Un siècle d’injustice foncière enfin réparé
L’histoire retiendra que tout a basculé en 1896. À cette époque, sous le joug colonial, des millions d’hectares de terres fertiles ont été confisqués et distribués sous forme de privilèges scandaleux à des colons français ainsi qu’à de puissantes sociétés financières et agro-industrielles.
Fondés sur des décrets iniques proclamant que « toutes les terres non cultivées en permanence appartenaient aux occidentaux », ces spoliations ont privé des générations de Malgaches de leur patrimoine le plus précieux.
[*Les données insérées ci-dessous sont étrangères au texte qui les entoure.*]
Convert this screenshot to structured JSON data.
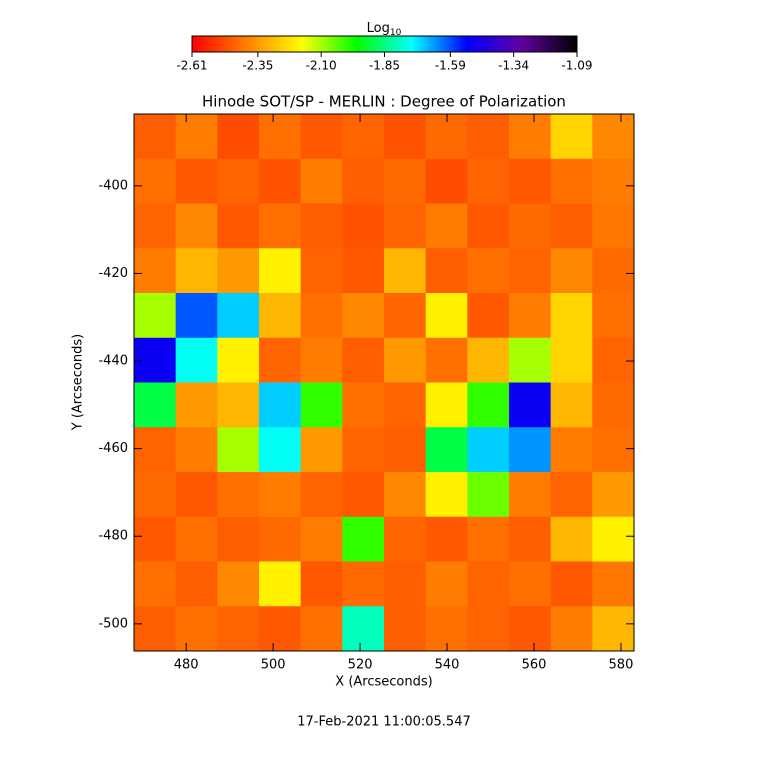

Aujourd’hui, le nouveau pouvoir en place dit un non catégorique à cet h́éritage de spoliation.
« Cette mesure s’inscrit dans la volonté inébranlable de l’État de finaliser le processus de décolonisation foncière, de renforcer notre maîtrise sur des terres jugées stratégiques et de rétablir les droits légitimes du peuple malgache sur son sol. » Présidence de la République
Une validation constitutionnelle incontestable
Validée par l’écrasante majorité des citoyens, cette initiative franchit un cap institutionnel décisif. La Haute Cour constitutionnelle (HCC) a officiellement approuvé, dans une décision rendue le 3 août, la loi relative au transfert à l’État de ces terrains immatriculés au nom d’étrangers durant la période coloniale.
Saisie par le président de la Refondation avant sa promulgation, la juridiction constitutionnelle a jugé le texte parfaitement conforme à la Constitution. Le mécanisme légal est désormais clair :
- Transfert automatique des terrains au domaine public de l’État.
- Gestion et redistribution de ces parcelles stratégiques au profit direct des citoyens malgaches.
Des exceptions et des garanties juridiques rigoureuses
Tout en marquant une rupture nette avec le passé colonial, le texte légal fait preuve de mesure et de rigueur juridique à travers des dispositions encadrées :
- Les immunités diplomatiques : Les terrains appartenant aux représentations diplomatiques et consulaires étrangères sont strictement exclus de la mesure.
- Les naturalisations et acquisitions : Sont également épargnés les terrains déjà transférés à des nationaux malagasy, ainsi que ceux détenus par des étrangers ayant acquis la nationalité malgache dans le respect des procédures d’enregistrement.
- Le droit et l’équité : Une procédure de régularisation est expressément prévue pour les occupants de bonne foi, tandis que la voie du tribunal civil reste ouverte pour tout cas de contestation ou de litige.
Avec cette reprise en main souveraine, Madagascar tourne définitivement une page douloureuse de son histoire. Le peuple malgache est enfin replacé au cœur de son destin territorial.